Page:Roland Manon - Lettres (1780-1793).djvu/1314

La bibliothèque libre.
Le texte de cette page a été corrigé et est conforme au fac-similé.

m’avilir ? jamais, jamais ! Les scellés sont chez moi sur tous mes effets, linges et hardes, portes et fenêtres ; il n’y a qu’un petit coin de réservé pour mes gens ; la pauvre bonne[1] dépérit à vue d’œil ; elle me saigne le cœur, je la fais pourtant rire quelquefois ; mes honnêtes gardiens la laissent entrer de temps en temps. Ils me font aussi, l’après-dîner, passer dans leur chambre qu’ils n’habitent point alors et où j’ai plus d’air que dans la mienne.

Ma fille a été recueillie par une mère de famille respectable qui s’est empressée de la mettre au nombre de ses enfants, la femme de l’honnête Creuzé-Latouche[2].
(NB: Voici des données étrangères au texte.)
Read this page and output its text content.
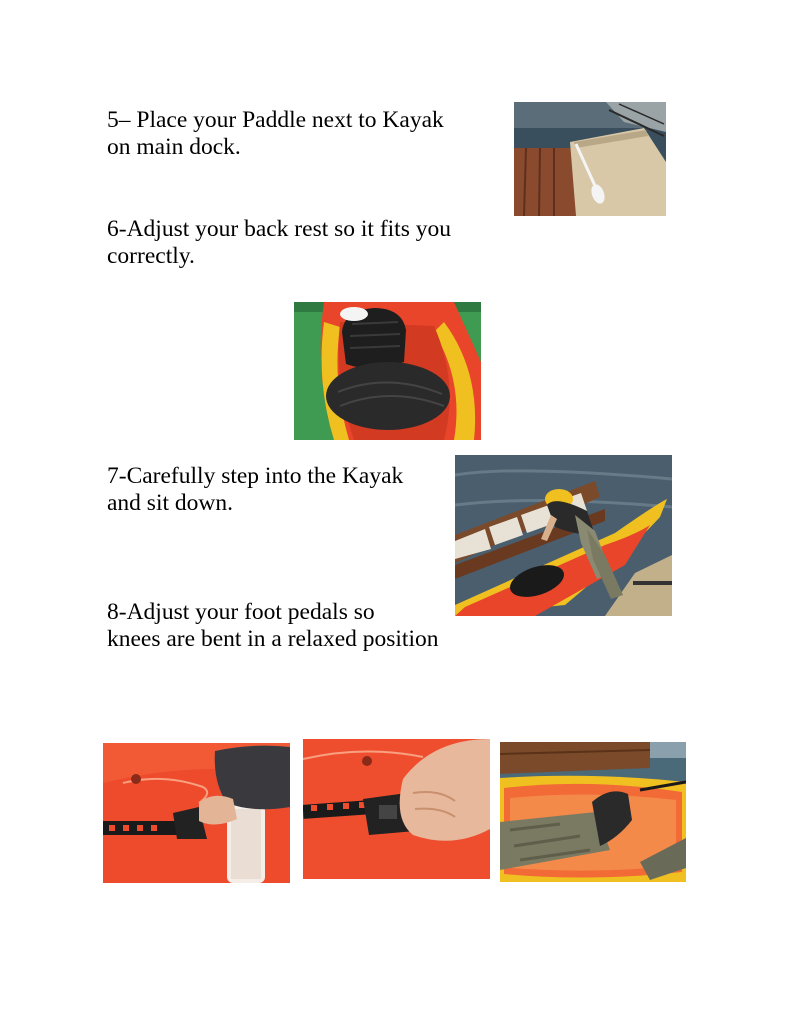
5– Place your Paddle next to Kayak
on main dock.
6-Adjust your back rest so it fits you
correctly.
7-Carefully step into the Kayak
and sit down.
8-Adjust your foot pedals so
knees are bent in a relaxed position
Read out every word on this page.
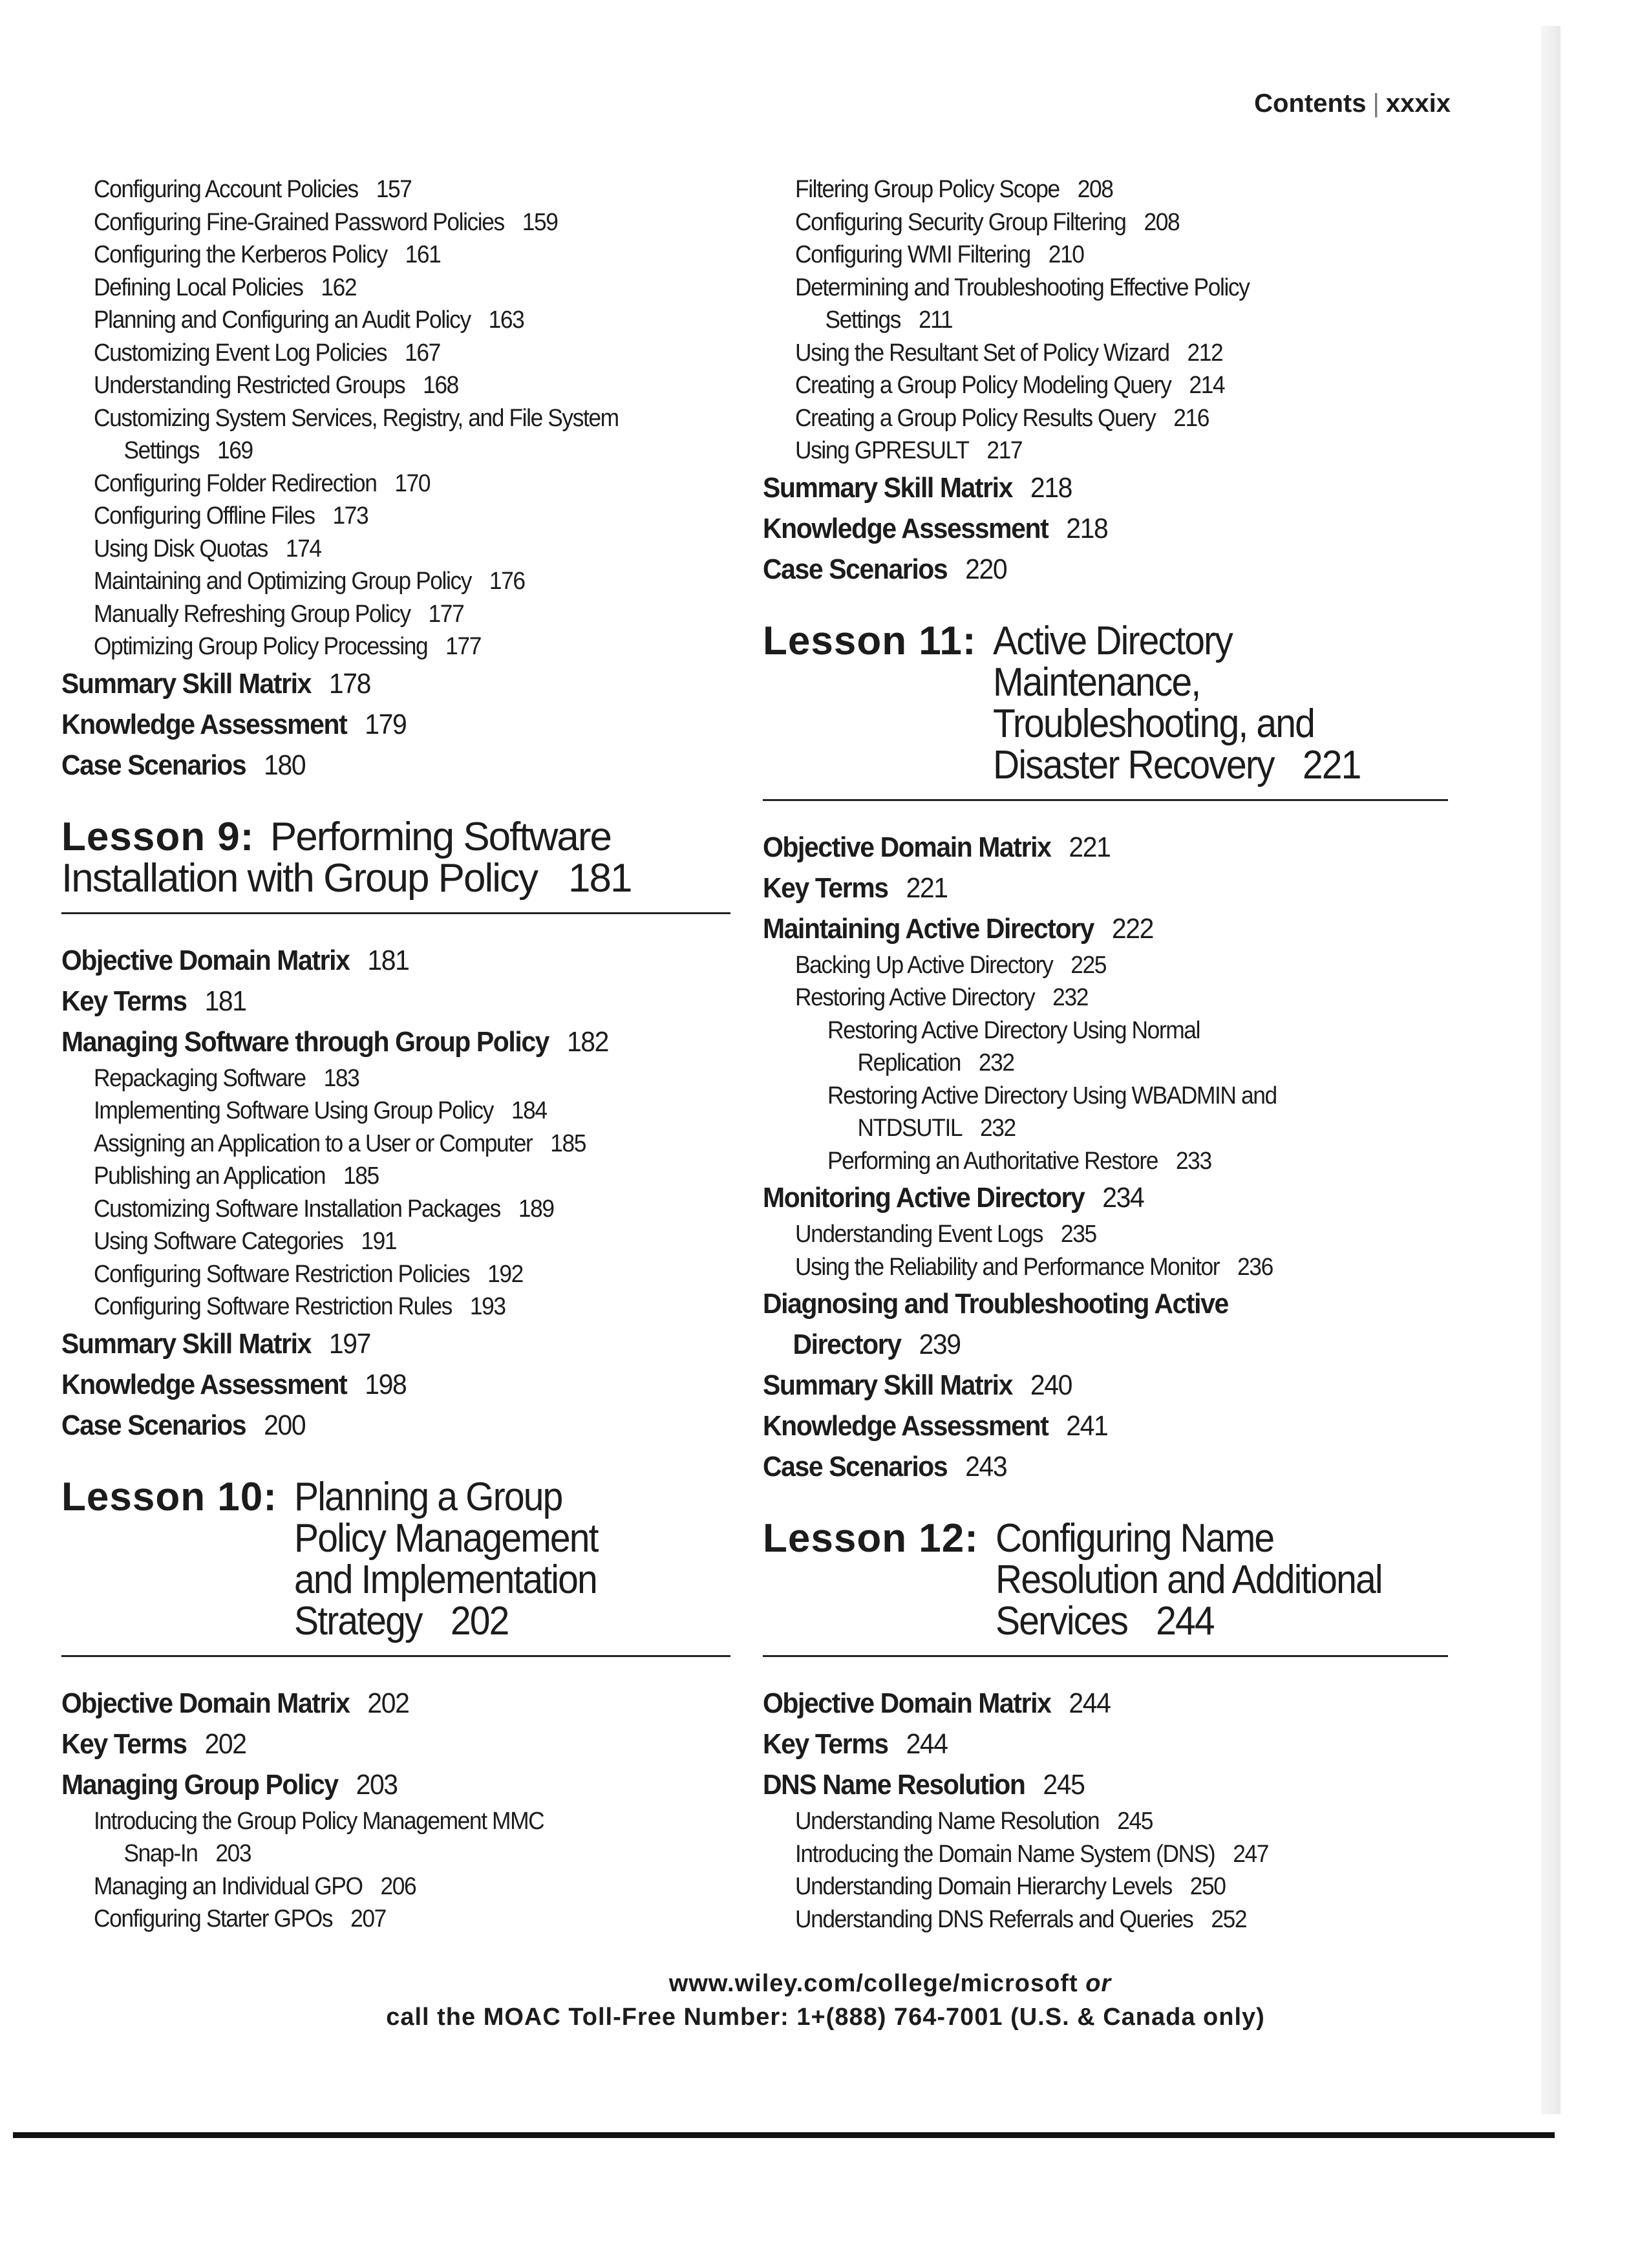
Contents | xxxix
Configuring Account Policies 157
Configuring Fine-Grained Password Policies 159
Configuring the Kerberos Policy 161
Defining Local Policies 162
Planning and Configuring an Audit Policy 163
Customizing Event Log Policies 167
Understanding Restricted Groups 168
Customizing System Services, Registry, and File System
Settings 169
Configuring Folder Redirection 170
Configuring Offline Files 173
Using Disk Quotas 174
Maintaining and Optimizing Group Policy 176
Manually Refreshing Group Policy 177
Optimizing Group Policy Processing 177
Summary Skill Matrix 178
Knowledge Assessment 179
Case Scenarios 180
Lesson 9: Performing Software Installation with Group Policy 181
Objective Domain Matrix 181
Key Terms 181
Managing Software through Group Policy 182
Repackaging Software 183
Implementing Software Using Group Policy 184
Assigning an Application to a User or Computer 185
Publishing an Application 185
Customizing Software Installation Packages 189
Using Software Categories 191
Configuring Software Restriction Policies 192
Configuring Software Restriction Rules 193
Summary Skill Matrix 197
Knowledge Assessment 198
Case Scenarios 200
Lesson 10: Planning a Group
Policy Management
and Implementation
Strategy 202
Objective Domain Matrix 202
Key Terms 202
Managing Group Policy 203
Introducing the Group Policy Management MMC
Snap-In 203
Managing an Individual GPO 206
Configuring Starter GPOs 207
Filtering Group Policy Scope 208
Configuring Security Group Filtering 208
Configuring WMI Filtering 210
Determining and Troubleshooting Effective Policy
Settings 211
Using the Resultant Set of Policy Wizard 212
Creating a Group Policy Modeling Query 214
Creating a Group Policy Results Query 216
Using GPRESULT 217
Summary Skill Matrix 218
Knowledge Assessment 218
Case Scenarios 220
Lesson 11: Active Directory
Maintenance,
Troubleshooting, and
Disaster Recovery 221
Objective Domain Matrix 221
Key Terms 221
Maintaining Active Directory 222
Backing Up Active Directory 225
Restoring Active Directory 232
Restoring Active Directory Using Normal
Replication 232
Restoring Active Directory Using WBADMIN and
NTDSUTIL 232
Performing an Authoritative Restore 233
Monitoring Active Directory 234
Understanding Event Logs 235
Using the Reliability and Performance Monitor 236
Diagnosing and Troubleshooting Active
Directory 239
Summary Skill Matrix 240
Knowledge Assessment 241
Case Scenarios 243
Lesson 12: Configuring Name
Resolution and Additional
Services 244
Objective Domain Matrix 244
Key Terms 244
DNS Name Resolution 245
Understanding Name Resolution 245
Introducing the Domain Name System (DNS) 247
Understanding Domain Hierarchy Levels 250
Understanding DNS Referrals and Queries 252
www.wiley.com/college/microsoft or
call the MOAC Toll-Free Number: 1+(888) 764-7001 (U.S. & Canada only)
Le malheureux R[oland] a été vingt jours en deux asiles[3], chez des amis tremblants, caché à tous les yeux, plus captif que je ne suis moi-même : j’ai craint pour sa tête et sa santé. Il est maintenant dans ton voisinage[4]. Que cela n’est-il vrai au moral ! Je n’ose te dire, et tu es le seul au monde qui puisse l’apprécier, que je n’ai pas été très fâchée d’être arrêtée.

Ils en seront moins furieux, moins ardents contre R[oland], me disais-je ; s’ils tentent quelque procès, je saurai le soutenir d’une manière qui sera utile à sa gloire. Il me semblait que je m’acquittais ainsi envers lui d’une indemnité due à ses chagrins ; mais ne vois-tu pas aussi qu’en me trouvant seule, c’est avec toi que je demeure ? — Ainsi, par la captivité, je me sacrifie à mon époux, je me conserve à mon ami, et je dois à mes bourreaux de concilier le devoir et l’amour : ne me plains pas !

Les autres admirent mon courage, mais ils ne connaissent pas mes jouissances ; toi, qui dois les sentir, conserve-leur tout leur charme par la constance de ton courage.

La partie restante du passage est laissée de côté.